Cable TV model unpopular but not unsustainable

Broadcasting is basically the distribution of audio and video content to the audience. There are many methods of broadcasting like TV, broadcasting, radio broadcasting, cable radio, direct satellite broadcasting and webcasting. There are many companies who work in this industry they provide television programs to the public and for cable subscribers. ABC, CBS, FOX, and NBC are the famous broadcast TV networks in United States. The international companies that lead in this industry are Germany-based Bertelsmann, Japan’s Nippon Hoso Kyokai, and the UK-based British Broadcasting Corporation (BBC). Global broadcast and cable channels records its revenue about 4390 billion. As per record there are 900 broadcast TV firms and 400-cable subscriber firm in the industry of United States. This industry faced challenges from the digital cable industry and also from satellite TV industries. The broadcasting and cable industry recorded its revenue as $435.8bn in 2013. This industry has almost 50 million subscribers with market growth of 30 percent. There are many factors that affect the broadcasting and cable industry i.e. most of the customers move from cable and watch online programs on the internet, high fee paid, higher program cost, new marketing strategies etc. these all economic difficulties and customers migrating to online programs, affect industry badly. Now most of the customers prefer online programs because clients enjoying online programming by seeing them any time anywhere.
According to Comcast Corporation (CMCSA), Time Warner Inc. (TWX), Viacom Inc. (VIA), The Walt Disney Company (DIS), Sony Corporation (SNE), Twenty-First Century Fox (FOX) are the best players company in the history of broadcasting and TV cable industry.
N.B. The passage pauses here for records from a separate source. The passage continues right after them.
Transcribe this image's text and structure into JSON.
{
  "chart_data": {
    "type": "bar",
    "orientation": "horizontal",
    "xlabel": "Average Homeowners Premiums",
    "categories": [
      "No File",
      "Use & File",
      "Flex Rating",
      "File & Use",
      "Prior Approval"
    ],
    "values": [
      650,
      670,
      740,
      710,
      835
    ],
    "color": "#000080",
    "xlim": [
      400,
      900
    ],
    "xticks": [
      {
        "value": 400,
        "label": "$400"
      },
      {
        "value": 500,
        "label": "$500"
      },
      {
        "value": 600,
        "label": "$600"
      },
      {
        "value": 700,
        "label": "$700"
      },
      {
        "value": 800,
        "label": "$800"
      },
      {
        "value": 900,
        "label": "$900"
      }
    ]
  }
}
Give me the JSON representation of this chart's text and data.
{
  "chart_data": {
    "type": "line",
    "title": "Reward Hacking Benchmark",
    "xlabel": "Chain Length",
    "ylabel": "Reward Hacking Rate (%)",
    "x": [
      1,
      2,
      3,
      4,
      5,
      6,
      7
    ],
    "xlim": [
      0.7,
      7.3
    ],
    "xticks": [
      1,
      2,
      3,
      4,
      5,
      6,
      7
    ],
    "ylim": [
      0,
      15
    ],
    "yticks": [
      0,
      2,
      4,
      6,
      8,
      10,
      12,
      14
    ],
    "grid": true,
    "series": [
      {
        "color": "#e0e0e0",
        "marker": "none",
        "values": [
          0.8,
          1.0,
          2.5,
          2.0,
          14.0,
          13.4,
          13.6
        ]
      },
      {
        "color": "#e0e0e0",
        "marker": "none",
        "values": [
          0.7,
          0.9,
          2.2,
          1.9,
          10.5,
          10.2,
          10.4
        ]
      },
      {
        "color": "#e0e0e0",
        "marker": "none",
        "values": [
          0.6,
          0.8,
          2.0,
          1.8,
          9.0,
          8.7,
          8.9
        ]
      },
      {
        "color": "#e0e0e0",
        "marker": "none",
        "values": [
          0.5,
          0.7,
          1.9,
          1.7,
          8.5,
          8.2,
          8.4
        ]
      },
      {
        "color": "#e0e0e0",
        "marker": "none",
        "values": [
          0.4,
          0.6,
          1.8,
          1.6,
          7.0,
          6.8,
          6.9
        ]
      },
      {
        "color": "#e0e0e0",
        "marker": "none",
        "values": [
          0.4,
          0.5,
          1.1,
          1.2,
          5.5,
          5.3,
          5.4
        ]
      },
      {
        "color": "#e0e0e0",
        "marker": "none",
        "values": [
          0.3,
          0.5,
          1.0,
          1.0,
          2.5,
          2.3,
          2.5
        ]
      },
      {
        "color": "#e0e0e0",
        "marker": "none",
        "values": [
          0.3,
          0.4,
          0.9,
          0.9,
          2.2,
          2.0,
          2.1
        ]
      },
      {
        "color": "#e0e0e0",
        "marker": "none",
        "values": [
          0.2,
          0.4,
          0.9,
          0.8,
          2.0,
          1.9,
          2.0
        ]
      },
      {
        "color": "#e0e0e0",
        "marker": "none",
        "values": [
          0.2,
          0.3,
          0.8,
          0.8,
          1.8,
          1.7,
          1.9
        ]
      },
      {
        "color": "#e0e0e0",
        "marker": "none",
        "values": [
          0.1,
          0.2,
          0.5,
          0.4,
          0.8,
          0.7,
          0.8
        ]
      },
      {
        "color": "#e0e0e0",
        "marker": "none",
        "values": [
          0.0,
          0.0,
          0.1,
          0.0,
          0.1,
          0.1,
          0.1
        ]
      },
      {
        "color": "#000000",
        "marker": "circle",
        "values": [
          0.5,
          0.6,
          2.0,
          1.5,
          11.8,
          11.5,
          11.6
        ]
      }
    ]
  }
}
In recent years there is some development that broadcast industry gain i.e. IPTV, VOD (Video on demand), Mobile TV and DVR (Digital Video Recorders) etc. the leading players in the market try to adopt more technologies to keep their loyal customers because most of their customers move from cable to online TV programs. The strength of this industry is their latest technology, strong expertise, quick technology seeker etc.

The broadcasting and TV cable industry growth rate is preferable in this year as compare to previous but we cannot say anything that is this position remain same in the next year or not because of lots of media segments and also because of most of viewers prefer internet, digital and 3d motion pictures. Most of the people have Internet connection and mobile phones in which they say what they want instead of buying HDTV sets. And most of them did not prefer to watch scheduled programs so they buy subscriptions to cable, online movies, download games on tablet, smart phones, browse video on YouTube, face book, twitter etc. all these things attract people instead of TV cable and broadcasting. But still broadcast signals reach almost every home of the world. Less than 20% depend on online programming channels. Now broadcasting engineers’ adopting new digital tools that could maintain the position of industry as it was before.